THINKING ABOUT THE RANGE OF USES AND NEEDS FOR "MATERIAL":
xxxv: [accommodating] "nonhuman objects (technologies, animals, discourses, historical documents, visual representations, etc.). Such material entities in our situations of concern deserve more explicit and intentional inclusion in our research and analyses. Just as 'nature' and 'society' are not separate but 'make each other up' -- are coconstitutive -- so too do humans and nonhuman objects (e.g., Haraway 1989, 2003; Latour 1987; McCarthy 1984; Mead 1934/1962). The semiotics of materiality matter and materiality is relational (Law 1999: 4). Any method that ignores the materialities of human existence is inadequate, especially today as humans and various technosciences are together transforming the planet from the inside out (e.g., Clarke, Shim, Mamo, Fosket, & Fishman 2003)."

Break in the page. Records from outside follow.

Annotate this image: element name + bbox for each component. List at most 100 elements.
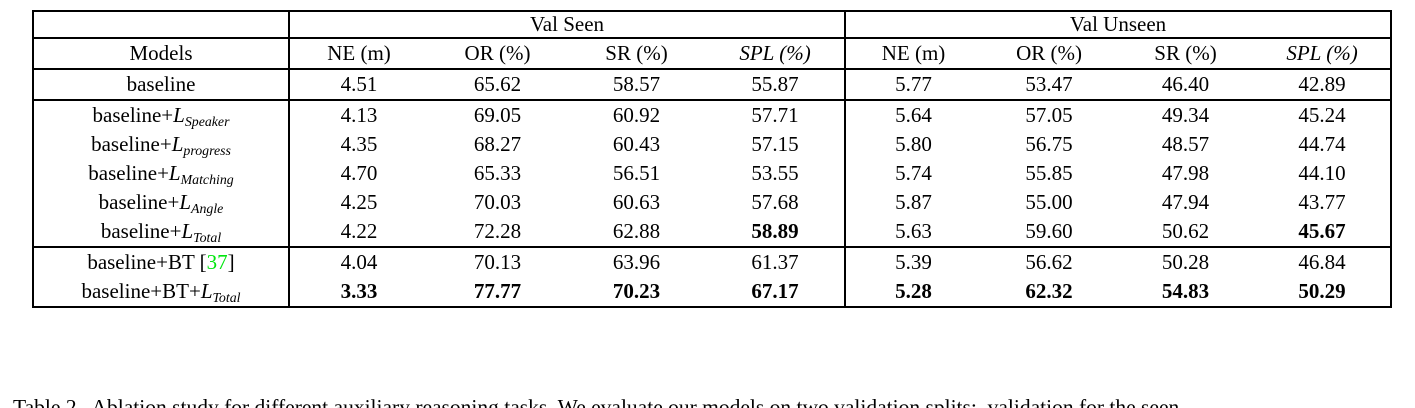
- math-symbol: L: [179, 190, 191, 214]
- value-cell: 5.87: [844, 188, 982, 217]
- value-cell: 67.17: [751, 279, 799, 303]
- value-cell: 55.85: [1025, 161, 1073, 185]
- value-cell: 5.28: [844, 277, 982, 307]
- value-cell: 56.51: [612, 161, 661, 185]
- table-row: baseline+LAngle 4.25 70.03 60.63 57.68 5.87 55…: [33, 188, 1391, 217]
- value-cell: 50.29: [1298, 279, 1346, 303]
- value-cell: 45.67: [1298, 219, 1346, 243]
- metric-header-seen-ne: NE (m): [288, 38, 428, 69]
- value-cell: 61.37: [706, 246, 846, 277]
- group-header-val-seen: Val Seen: [287, 11, 846, 38]
- metric-header-seen-spl: SPL (%): [739, 41, 811, 65]
- value-cell: 50.62: [1161, 219, 1210, 243]
- metric-header-seen-or: OR (%): [464, 41, 531, 65]
- math-symbol: L: [168, 161, 181, 185]
- value-cell: 4.25: [288, 188, 428, 217]
- value-cell: 43.77: [1298, 190, 1346, 214]
- value-cell: 58.89: [751, 219, 799, 243]
- group-header-val-unseen: Val Unseen: [844, 11, 1392, 38]
- value-cell: 47.98: [1161, 161, 1210, 185]
- math-subscript: Angle: [191, 200, 224, 216]
- model-label: baseline+BT+LTotal: [81, 279, 241, 305]
- value-cell: 54.83: [1161, 279, 1210, 303]
- value-cell: 77.77: [473, 279, 522, 303]
- value-cell: 57.68: [751, 190, 799, 214]
- value-cell: 56.62: [981, 246, 1118, 277]
- value-cell: 42.89: [1298, 72, 1346, 96]
- value-cell: 5.80: [844, 130, 982, 159]
- value-cell: 4.04: [288, 246, 428, 277]
- math-symbol: L: [200, 279, 213, 303]
- model-label: baseline+Lprogress: [91, 132, 231, 158]
- math-subscript: Total: [193, 229, 222, 245]
- value-cell: 50.28: [1117, 246, 1255, 277]
- table-caption: Table 2. Ablation study for different au…: [13, 330, 1415, 408]
- value-cell: 3.33: [288, 277, 428, 307]
- value-cell: 5.77: [844, 69, 982, 100]
- value-cell: 60.63: [612, 190, 661, 214]
- value-cell: 55.87: [751, 72, 799, 96]
- math-subscript: Speaker: [184, 113, 230, 129]
- group-header-row: Val Seen Val Unseen: [33, 11, 1392, 38]
- math-subscript: Total: [212, 289, 241, 305]
- value-cell: 62.32: [1025, 279, 1073, 303]
- value-cell: 60.92: [567, 99, 706, 130]
- value-cell: 4.13: [288, 99, 428, 130]
- value-cell: 53.55: [751, 161, 799, 185]
- math-symbol: L: [171, 132, 184, 156]
- value-cell: 46.40: [1161, 72, 1210, 96]
- math-symbol: L: [181, 219, 194, 243]
- table-body: baseline 4.51 65.62 58.57 55.87 5.77 53.47 46.4…: [33, 69, 1392, 307]
- value-cell: 5.63: [844, 217, 982, 247]
- model-label: baseline+LSpeaker: [33, 99, 289, 130]
- value-cell: 68.27: [473, 132, 522, 156]
- metric-header-unseen-sr: SR (%): [1154, 41, 1217, 65]
- value-cell: 62.88: [612, 219, 661, 243]
- caption-line-1: Table 2. Ablation study for different au…: [13, 395, 1180, 408]
- table-row: baseline+LSpeaker 4.13 69.05 60.92 57.71 5.64…: [33, 99, 1392, 130]
- metric-header-unseen-or: OR (%): [1016, 41, 1082, 65]
- value-cell: 70.03: [473, 190, 522, 214]
- math-subscript: Matching: [180, 171, 234, 187]
- model-label: baseline: [126, 72, 196, 96]
- table-row: baseline+LTotal 4.22 72.28 62.88 58.89 5.63 59…: [33, 217, 1391, 247]
- value-cell: 56.75: [1025, 132, 1073, 156]
- value-cell: 44.10: [1298, 161, 1346, 185]
- paper-table-figure: Val Seen Val Unseen Models NE (m) OR (%) S…: [0, 10, 1415, 408]
- metric-header-seen-sr: SR (%): [605, 41, 668, 65]
- value-cell: 5.74: [844, 159, 982, 188]
- model-label: baseline+BT [37]: [33, 246, 289, 277]
- value-cell: 46.84: [1254, 246, 1392, 277]
- ablation-table: Val Seen Val Unseen Models NE (m) OR (%) S…: [32, 10, 1393, 308]
- model-label: baseline+LAngle: [98, 190, 224, 216]
- value-cell: 59.60: [1025, 219, 1073, 243]
- models-column-header: Models: [129, 41, 193, 65]
- value-cell: 63.96: [567, 246, 706, 277]
- table-row: baseline+BT [37] 4.04 70.13 63.96 61.37 5.39 5…: [33, 246, 1392, 277]
- value-cell: 4.22: [288, 217, 428, 247]
- table-row: baseline+LMatching 4.70 65.33 56.51 53.55 5.7…: [33, 159, 1391, 188]
- value-cell: 70.23: [612, 279, 661, 303]
- value-cell: 48.57: [1161, 132, 1210, 156]
- value-cell: 5.39: [844, 246, 982, 277]
- value-cell: 45.24: [1254, 99, 1392, 130]
- value-cell: 55.00: [1025, 190, 1073, 214]
- value-cell: 49.34: [1117, 99, 1255, 130]
- value-cell: 60.43: [612, 132, 661, 156]
- value-cell: 47.94: [1161, 190, 1210, 214]
- value-cell: 58.57: [612, 72, 661, 96]
- model-label: baseline+LTotal: [100, 219, 222, 245]
- value-cell: 57.15: [751, 132, 799, 156]
- value-cell: 4.35: [288, 130, 428, 159]
- citation-ref[interactable]: 37: [206, 250, 228, 274]
- value-cell: 69.05: [428, 99, 567, 130]
- value-cell: 65.33: [473, 161, 522, 185]
- corner-cell: [33, 11, 289, 38]
- metric-header-unseen-ne: NE (m): [844, 38, 982, 69]
- value-cell: 53.47: [1025, 72, 1073, 96]
- value-cell: 72.28: [473, 219, 522, 243]
- value-cell: 44.74: [1298, 132, 1346, 156]
- value-cell: 57.71: [706, 99, 846, 130]
- math-subscript: progress: [183, 142, 231, 158]
- value-cell: 65.62: [473, 72, 522, 96]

COMPARE WITH LATOUR'S HOW TO THINK ABOUT THE BODY: SENSITIZING:
xxxviii: "...assert the sufficiency of sensitizing concepts and analytics for a fresh approach to grounded theorizing rather than the development of high modernist formal theory." 
3-4: [searching] "for a method that could travel across some of the usual divides of the academy without violating // core disciplinary and/or social science/humanities concerns." 
4: the coconstitution of ontology, epistemology, and practice = theory/methods packages

From Latour, Body:  "Equipped with such a 'patho-logical' definition of the body, one is not obliged to define an essence, a substance (what the body is by nature), but rather, I will argue, an interface that becomes more and more describable when it learns to be affected by many more elements. The body is thus not a provisional residence of something superior —an immortal soul, the universal, or thought— but what leaves a dynamic trajectory by which we learn to register and become sensitive to what the world is made of. Such is the great virtue of this definition : there is no sense in defining the body directly, but only in rendering the body sensitive to what these other elements are. By focusing on the body, one is immediately —or rather, mediately— directed to what the body has become aware of. This is my way of interpreting James' sentence : 'Our body itself is the palmary instance of the ambiguous' (James, 1996 [1907])."

37: quoting Lather (1999:137): "Moving across levels of the particular and the abstract, trying to avoid a transcendent purchase on the object of study, we set ourselves up for necessary failure in order to learn how to find our way into postfoundational possibilities."